Rangel appeared at Mother AME Zion Church on Sunday, to speak at a memorial service for civil rights icon Dr. Dorothy Height, who died in April. He expressed uncertainty about how Monday's proceedings would play out.

"I don’t even know whether they're going to move forward tomorrow. We'll have to see what we see," he said.

The Harlem lawmaker stands accused of 13 violations of House rules. He has come under fire for failing to pay taxes on income from a vacation home, his use of multiple rent-stabilized apartments in Harlem and his efforts to raise money for a City College center in his name.
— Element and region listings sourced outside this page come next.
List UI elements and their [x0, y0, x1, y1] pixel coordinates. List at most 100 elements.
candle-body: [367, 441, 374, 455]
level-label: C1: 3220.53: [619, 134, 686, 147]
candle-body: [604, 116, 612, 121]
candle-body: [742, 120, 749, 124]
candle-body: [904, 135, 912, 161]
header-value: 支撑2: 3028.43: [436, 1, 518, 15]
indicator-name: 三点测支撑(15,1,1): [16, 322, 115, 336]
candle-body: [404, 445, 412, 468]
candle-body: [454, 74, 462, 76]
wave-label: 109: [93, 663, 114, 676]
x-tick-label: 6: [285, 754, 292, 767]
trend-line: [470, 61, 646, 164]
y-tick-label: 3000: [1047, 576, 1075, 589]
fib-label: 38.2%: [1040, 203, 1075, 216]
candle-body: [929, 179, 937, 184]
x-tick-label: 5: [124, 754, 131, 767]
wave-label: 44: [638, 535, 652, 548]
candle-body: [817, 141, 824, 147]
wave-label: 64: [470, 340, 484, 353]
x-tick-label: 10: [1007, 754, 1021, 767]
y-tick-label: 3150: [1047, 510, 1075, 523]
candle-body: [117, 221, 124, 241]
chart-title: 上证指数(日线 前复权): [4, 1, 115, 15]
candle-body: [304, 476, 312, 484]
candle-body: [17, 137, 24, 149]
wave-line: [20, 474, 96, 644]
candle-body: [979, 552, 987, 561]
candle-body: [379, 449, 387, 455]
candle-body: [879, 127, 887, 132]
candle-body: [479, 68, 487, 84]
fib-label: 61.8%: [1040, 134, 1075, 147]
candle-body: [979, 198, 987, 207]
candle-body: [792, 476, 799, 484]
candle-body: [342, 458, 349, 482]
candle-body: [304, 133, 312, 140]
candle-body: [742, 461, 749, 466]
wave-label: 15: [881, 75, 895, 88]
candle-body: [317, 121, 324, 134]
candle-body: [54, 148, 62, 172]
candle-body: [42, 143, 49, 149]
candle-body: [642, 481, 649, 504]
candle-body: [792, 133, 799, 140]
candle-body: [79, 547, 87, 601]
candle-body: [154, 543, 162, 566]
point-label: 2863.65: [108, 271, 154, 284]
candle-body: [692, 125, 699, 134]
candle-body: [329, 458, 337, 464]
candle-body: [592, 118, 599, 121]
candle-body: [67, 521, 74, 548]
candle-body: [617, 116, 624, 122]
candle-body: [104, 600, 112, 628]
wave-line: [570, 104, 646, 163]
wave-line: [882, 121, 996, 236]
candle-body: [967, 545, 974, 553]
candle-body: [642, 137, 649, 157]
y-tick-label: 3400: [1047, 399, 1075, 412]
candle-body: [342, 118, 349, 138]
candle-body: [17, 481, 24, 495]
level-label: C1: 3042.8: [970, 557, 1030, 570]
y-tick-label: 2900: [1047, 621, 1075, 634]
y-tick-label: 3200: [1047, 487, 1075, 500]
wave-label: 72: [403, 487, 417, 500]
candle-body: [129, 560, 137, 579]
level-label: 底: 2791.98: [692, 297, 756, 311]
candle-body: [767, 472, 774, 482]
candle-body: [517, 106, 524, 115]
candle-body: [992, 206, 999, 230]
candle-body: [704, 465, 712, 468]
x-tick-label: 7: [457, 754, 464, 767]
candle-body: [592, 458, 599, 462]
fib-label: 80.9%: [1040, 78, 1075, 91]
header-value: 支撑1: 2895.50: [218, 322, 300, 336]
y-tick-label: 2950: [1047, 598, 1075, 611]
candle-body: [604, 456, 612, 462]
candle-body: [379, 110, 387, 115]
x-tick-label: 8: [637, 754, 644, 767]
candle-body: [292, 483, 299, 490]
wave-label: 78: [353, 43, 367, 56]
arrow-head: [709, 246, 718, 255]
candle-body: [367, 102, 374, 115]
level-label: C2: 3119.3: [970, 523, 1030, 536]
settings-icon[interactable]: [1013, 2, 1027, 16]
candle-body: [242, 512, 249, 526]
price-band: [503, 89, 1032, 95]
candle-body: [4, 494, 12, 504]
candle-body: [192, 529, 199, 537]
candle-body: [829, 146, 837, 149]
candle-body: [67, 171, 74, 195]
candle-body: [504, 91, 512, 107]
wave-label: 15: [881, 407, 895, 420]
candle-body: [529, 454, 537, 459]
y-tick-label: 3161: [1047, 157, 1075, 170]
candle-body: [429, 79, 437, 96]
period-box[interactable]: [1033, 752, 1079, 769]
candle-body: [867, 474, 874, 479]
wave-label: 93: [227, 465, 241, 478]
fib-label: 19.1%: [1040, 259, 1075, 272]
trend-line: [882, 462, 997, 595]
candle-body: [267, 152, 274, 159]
The allegations forced Rangel to step down from his powerful position as chairman of the House Ways and Means Committee -- a dramatic fall for a man once counted among the most influential politicians in the country.

"Many of the allegations against him, the facts just simply support that he violated House rules, and it's really hard for me to imagine what he could go in and say in defense of some of these charges," said Melanie Sloan of the Citizens for Responsibility and Ethics in Washington.

The last House ethics trial in 2002 led to the expulsion of Ohio Congressman James Traficant. Rangel is not expected to be ousted.

"I think the most likely outcome here is that he will be censured. And given that state of affairs, that he's going to just be censured, why go through all this?" said Sloan. "Mr. Rangel should have taken his lumps a year-and-a-half ago and admitted wrongdoing and taken the committee's letter and we could have all put this whole process behind us.

Rangel's troubles in Washington have not shaken his popularity back home. He was re-elected to Congress in a landslide earlier this month.

The trial is expected to last a week, and if the Ethics committee decides to punish him, the recommended sanctions go before the full House of Representatives for a vote.